En France, ces déplacements ont fait l’objet de plusieurs recherches qualitatives à travers différentes monographies qui se sont particulièrement concentrées sur l’analyse d’un cas particulier : les flux en train des personnes qui travaillent à Paris alors qu’elles résident dans d’autres villes comme Rouen (Meissonnier, 2001), Le Mans (Lanéelle, 2006) ou Tours (Beauvais et al., 2007). L’objectif de cette fiche est de proposer un complément à ces études en proposant une analyse quantitative et spatiale des personnes qui viennent travailler dans l’agglomération parisienne alors qu’elles résident dans une ville de la mégarégion parisienne. Il s’agit de proposer une analyse du profil sociodémographique de ces actifs au regard de leurs caractéristiques individuelles, de leurs localisations résidentielles et d’emploi ainsi que des modes de transport utilisés.

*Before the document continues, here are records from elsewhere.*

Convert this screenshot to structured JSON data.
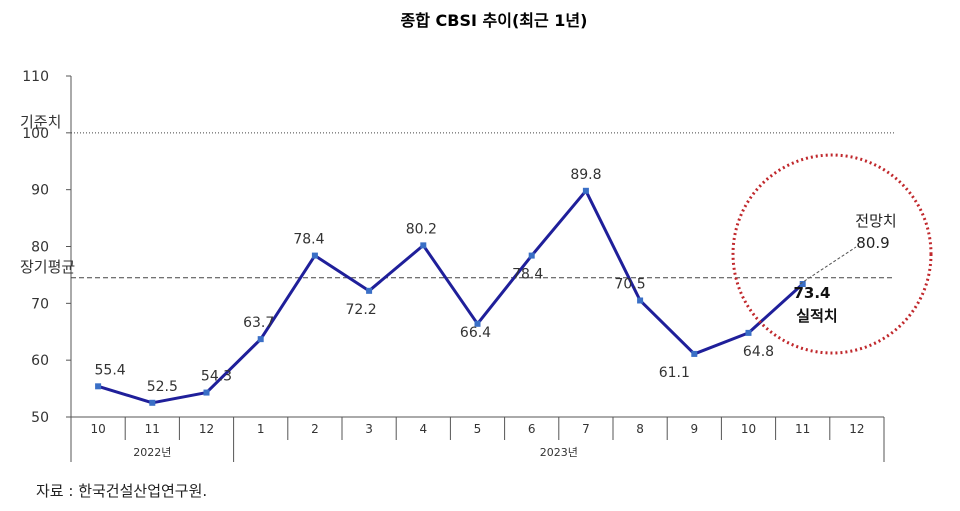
{
  "chart_data": {
    "type": "line",
    "title": "종합 CBSI 추이(최근 1년)",
    "xlabel": "",
    "ylabel": "",
    "ylim": [
      50,
      110
    ],
    "yticks": [
      "110",
      "100",
      "90",
      "80",
      "70",
      "60",
      "50"
    ],
    "categories": [
      "10",
      "11",
      "12",
      "1",
      "2",
      "3",
      "4",
      "5",
      "6",
      "7",
      "8",
      "9",
      "10",
      "11",
      "12"
    ],
    "year_groups": [
      {
        "label": "2022년",
        "start": 0,
        "end": 2
      },
      {
        "label": "2023년",
        "start": 3,
        "end": 14
      }
    ],
    "series": [
      {
        "values": [
          55.4,
          52.5,
          54.3,
          63.7,
          78.4,
          72.2,
          80.2,
          66.4,
          78.4,
          89.8,
          70.5,
          61.1,
          64.8,
          73.4,
          null
        ],
        "labels": [
          "55.4",
          "52.5",
          "54.3",
          "63.7",
          "78.4",
          "72.2",
          "80.2",
          "66.4",
          "78.4",
          "89.8",
          "70.5",
          "61.1",
          "64.8",
          "73.4",
          ""
        ],
        "color": "#1f1f9a"
      }
    ],
    "reference_lines": [
      {
        "label": "기준치",
        "value": 100,
        "style": "dotted"
      },
      {
        "label": "장기평균",
        "value": 74.5,
        "style": "dashed"
      }
    ],
    "annotations": {
      "forecast_label": "전망치",
      "forecast_value": "80.9",
      "actual_label": "실적치",
      "actual_value": "73.4"
    },
    "grid": false,
    "legend": "none"
  },
  "source": "자료 : 한국건설산업연구원."
}
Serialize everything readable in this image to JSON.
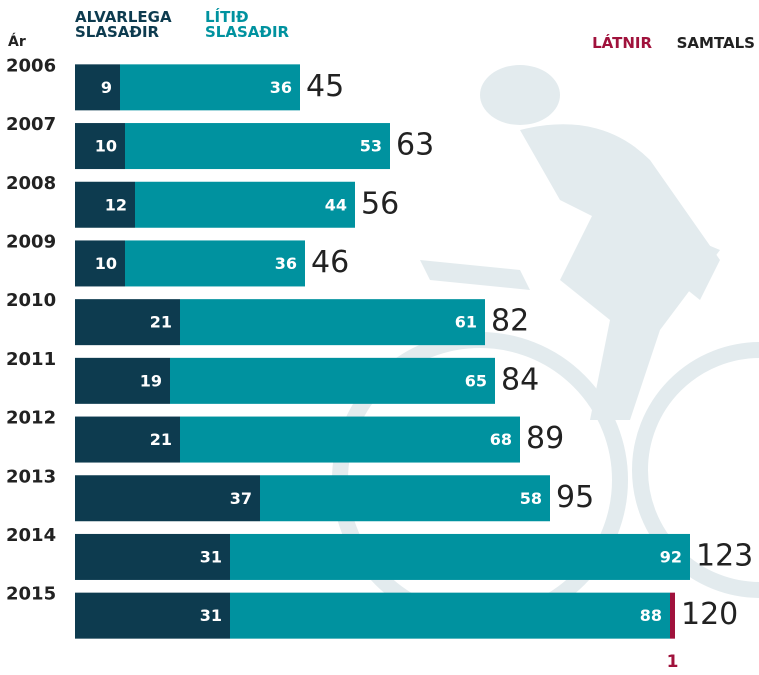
{
  "chart_data": {
    "type": "bar",
    "orientation": "horizontal",
    "stacked": true,
    "category_label": "Ár",
    "categories": [
      "2006",
      "2007",
      "2008",
      "2009",
      "2010",
      "2011",
      "2012",
      "2013",
      "2014",
      "2015"
    ],
    "series": [
      {
        "name": "ALVARLEGA SLASAÐIR",
        "color": "#0d3b4f",
        "values": [
          9,
          10,
          12,
          10,
          21,
          19,
          21,
          37,
          31,
          31
        ]
      },
      {
        "name": "LÍTIÐ SLASAÐIR",
        "color": "#00929f",
        "values": [
          36,
          53,
          44,
          36,
          61,
          65,
          68,
          58,
          92,
          88
        ]
      },
      {
        "name": "LÁTNIR",
        "color": "#a0123c",
        "values": [
          null,
          null,
          null,
          null,
          null,
          null,
          null,
          null,
          null,
          1
        ]
      }
    ],
    "totals": {
      "name": "SAMTALS",
      "color": "#222222",
      "values": [
        45,
        63,
        56,
        46,
        82,
        84,
        89,
        95,
        123,
        120
      ]
    },
    "xlim": [
      0,
      123
    ]
  }
}
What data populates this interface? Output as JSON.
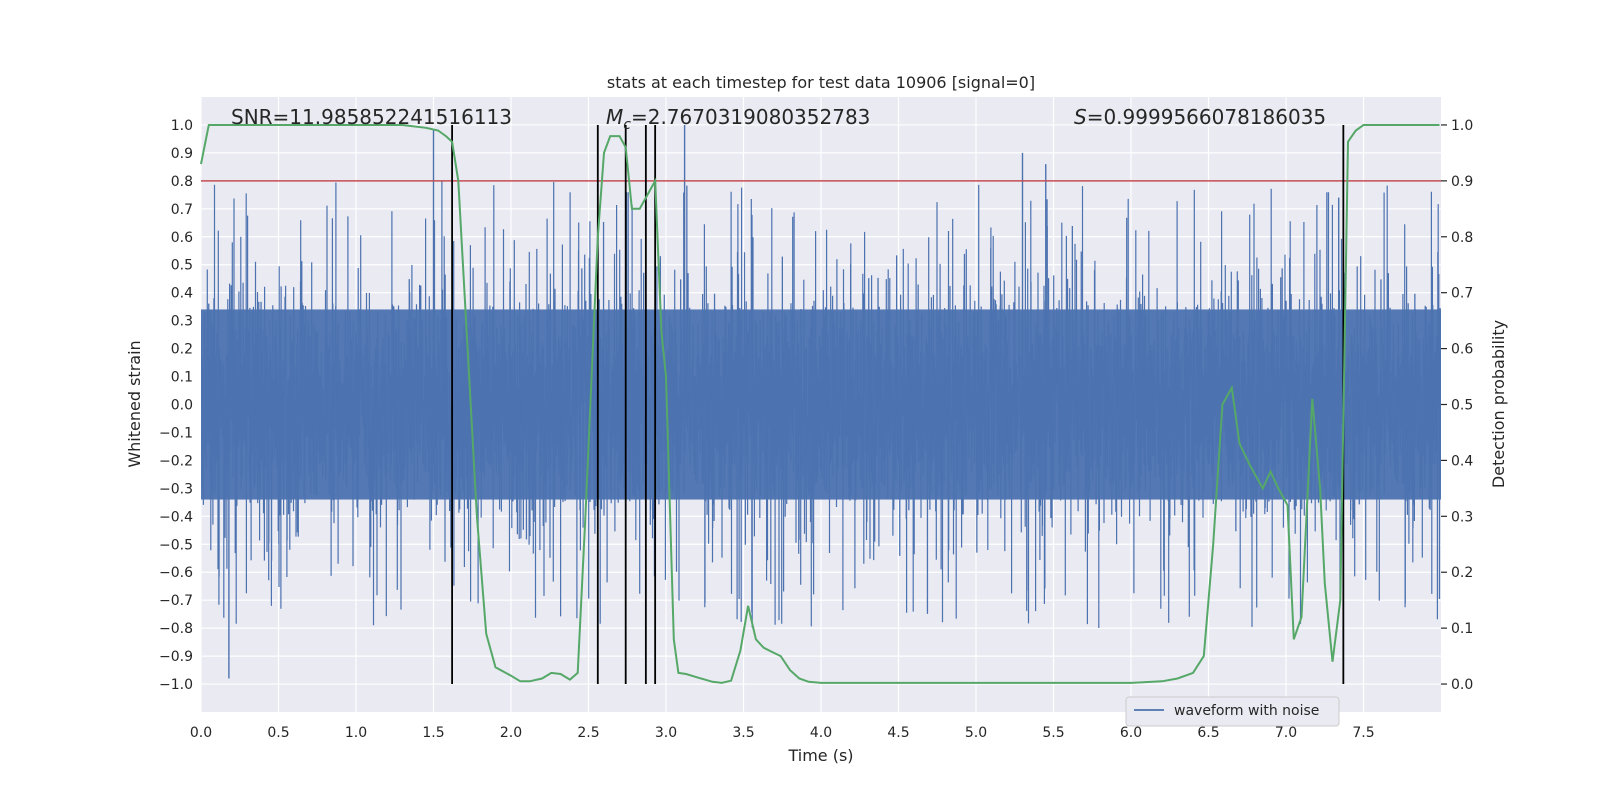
{
  "chart_data": {
    "type": "line",
    "title": "stats at each timestep for test data 10906 [signal=0]",
    "xlabel": "Time (s)",
    "ylabel_left": "Whitened strain",
    "ylabel_right": "Detection probability",
    "xlim": [
      0.0,
      8.0
    ],
    "ylim_left": [
      -1.1,
      1.1
    ],
    "ylim_right": [
      -0.05,
      1.05
    ],
    "x_ticks": [
      0.0,
      0.5,
      1.0,
      1.5,
      2.0,
      2.5,
      3.0,
      3.5,
      4.0,
      4.5,
      5.0,
      5.5,
      6.0,
      6.5,
      7.0,
      7.5
    ],
    "x_tick_labels": [
      "0.0",
      "0.5",
      "1.0",
      "1.5",
      "2.0",
      "2.5",
      "3.0",
      "3.5",
      "4.0",
      "4.5",
      "5.0",
      "5.5",
      "6.0",
      "6.5",
      "7.0",
      "7.5"
    ],
    "y_ticks_left": [
      1.0,
      0.9,
      0.8,
      0.7,
      0.6,
      0.5,
      0.4,
      0.3,
      0.2,
      0.1,
      0.0,
      -0.1,
      -0.2,
      -0.3,
      -0.4,
      -0.5,
      -0.6,
      -0.7,
      -0.8,
      -0.9,
      -1.0
    ],
    "y_tick_labels_left": [
      "1.0",
      "0.9",
      "0.8",
      "0.7",
      "0.6",
      "0.5",
      "0.4",
      "0.3",
      "0.2",
      "0.1",
      "0.0",
      "−0.1",
      "−0.2",
      "−0.3",
      "−0.4",
      "−0.5",
      "−0.6",
      "−0.7",
      "−0.8",
      "−0.9",
      "−1.0"
    ],
    "y_ticks_right": [
      1.0,
      0.9,
      0.8,
      0.7,
      0.6,
      0.5,
      0.4,
      0.3,
      0.2,
      0.1,
      0.0
    ],
    "y_tick_labels_right": [
      "1.0",
      "0.9",
      "0.8",
      "0.7",
      "0.6",
      "0.5",
      "0.4",
      "0.3",
      "0.2",
      "0.1",
      "0.0"
    ],
    "grid": true,
    "legend": {
      "placement": "lower-right",
      "entries": [
        "waveform with noise"
      ]
    },
    "annotations": {
      "snr": "SNR=11.985852241516113",
      "mc_symbol": "M",
      "mc_sub": "c",
      "mc_value": "=2.7670319080352783",
      "s_symbol": "S",
      "s_value": "=0.9999566078186035"
    },
    "threshold": {
      "axis": "right",
      "value": 0.9,
      "color": "#c44e52"
    },
    "vertical_lines": [
      1.62,
      2.56,
      2.74,
      2.87,
      2.93,
      7.37
    ],
    "series": [
      {
        "name": "waveform with noise",
        "axis": "left",
        "color": "#4c72b0",
        "envelope": {
          "amplitude": 0.34,
          "max_peak": 1.0,
          "min_peak": -0.98
        }
      },
      {
        "axis": "right",
        "color": "#55a868",
        "x": [
          0.0,
          0.05,
          0.5,
          1.0,
          1.3,
          1.45,
          1.53,
          1.58,
          1.62,
          1.66,
          1.72,
          1.78,
          1.84,
          1.9,
          2.0,
          2.06,
          2.12,
          2.2,
          2.26,
          2.32,
          2.38,
          2.43,
          2.48,
          2.52,
          2.56,
          2.6,
          2.64,
          2.7,
          2.74,
          2.78,
          2.83,
          2.87,
          2.93,
          2.97,
          3.0,
          3.05,
          3.08,
          3.13,
          3.2,
          3.3,
          3.36,
          3.42,
          3.48,
          3.53,
          3.58,
          3.63,
          3.68,
          3.74,
          3.8,
          3.86,
          3.92,
          4.0,
          4.5,
          5.0,
          5.5,
          6.0,
          6.2,
          6.3,
          6.4,
          6.47,
          6.53,
          6.59,
          6.65,
          6.7,
          6.77,
          6.85,
          6.9,
          6.95,
          7.01,
          7.05,
          7.1,
          7.17,
          7.22,
          7.25,
          7.3,
          7.35,
          7.4,
          7.45,
          7.5,
          7.55,
          7.6,
          7.7,
          7.8,
          7.99
        ],
        "y": [
          0.93,
          1.0,
          1.0,
          1.0,
          1.0,
          0.995,
          0.99,
          0.98,
          0.97,
          0.9,
          0.6,
          0.3,
          0.09,
          0.03,
          0.015,
          0.005,
          0.005,
          0.01,
          0.02,
          0.018,
          0.008,
          0.02,
          0.3,
          0.55,
          0.8,
          0.95,
          0.98,
          0.98,
          0.96,
          0.85,
          0.85,
          0.87,
          0.9,
          0.63,
          0.55,
          0.08,
          0.02,
          0.018,
          0.012,
          0.004,
          0.002,
          0.006,
          0.06,
          0.14,
          0.08,
          0.065,
          0.058,
          0.05,
          0.025,
          0.01,
          0.004,
          0.002,
          0.002,
          0.002,
          0.002,
          0.002,
          0.005,
          0.01,
          0.02,
          0.05,
          0.25,
          0.5,
          0.53,
          0.43,
          0.39,
          0.35,
          0.38,
          0.35,
          0.32,
          0.08,
          0.12,
          0.51,
          0.35,
          0.18,
          0.04,
          0.15,
          0.97,
          0.99,
          1.0,
          1.0,
          1.0,
          1.0,
          1.0,
          1.0
        ]
      }
    ]
  }
}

Pour analyser les pratiques de mobilité des travailleurs interurbains de la mégarégion, les données de l’INSEE (Institut national de la statistique et des études économiques) sont mobilisées (les fichiers « Mobilités professionnelles » du recensement de 2017 et le zonage en aires urbaines de 2010). Les actifs interurbains sont définis à partir de leurs aires urbaines de résidence et de travail : les interurbains de la mégarégion parisienne sont les actifs résidant dans une aire urbaine moyenne ou grande du périmètre Polynet1 (Hall, Pain, 2006) et travaillant dans le pôle urbain de l’aire urbaine de Paris. Ces actifs interurbains seront notamment comparés aux actifs « intraurbains » : les actifs qui résident dans l’aire urbaine de Paris et travaillent dans le pôle urbain de Paris. Ces deux profils seront comparés car ils sont des marqueurs de l’attractivité du pôle urbain à deux échelles (celle de la région Île-de-France et celle du Bassin parisien). De fait, les autres actifs qui ne sont pas attirés par le pôle urbain de Paris ou qui ne résident pas dans une aire urbaine sont exclus de l’analyse (ceux qui résident dans les communes multipolarisées ainsi que tous ceux qui travaillent dans la couronne périurbaine de l’aire urbaine parisienne). Ce choix permet de concentrer l’analyse sur les liens entre des polarités importantes du Bassin parisien et de mettre de côté certains effets de bords.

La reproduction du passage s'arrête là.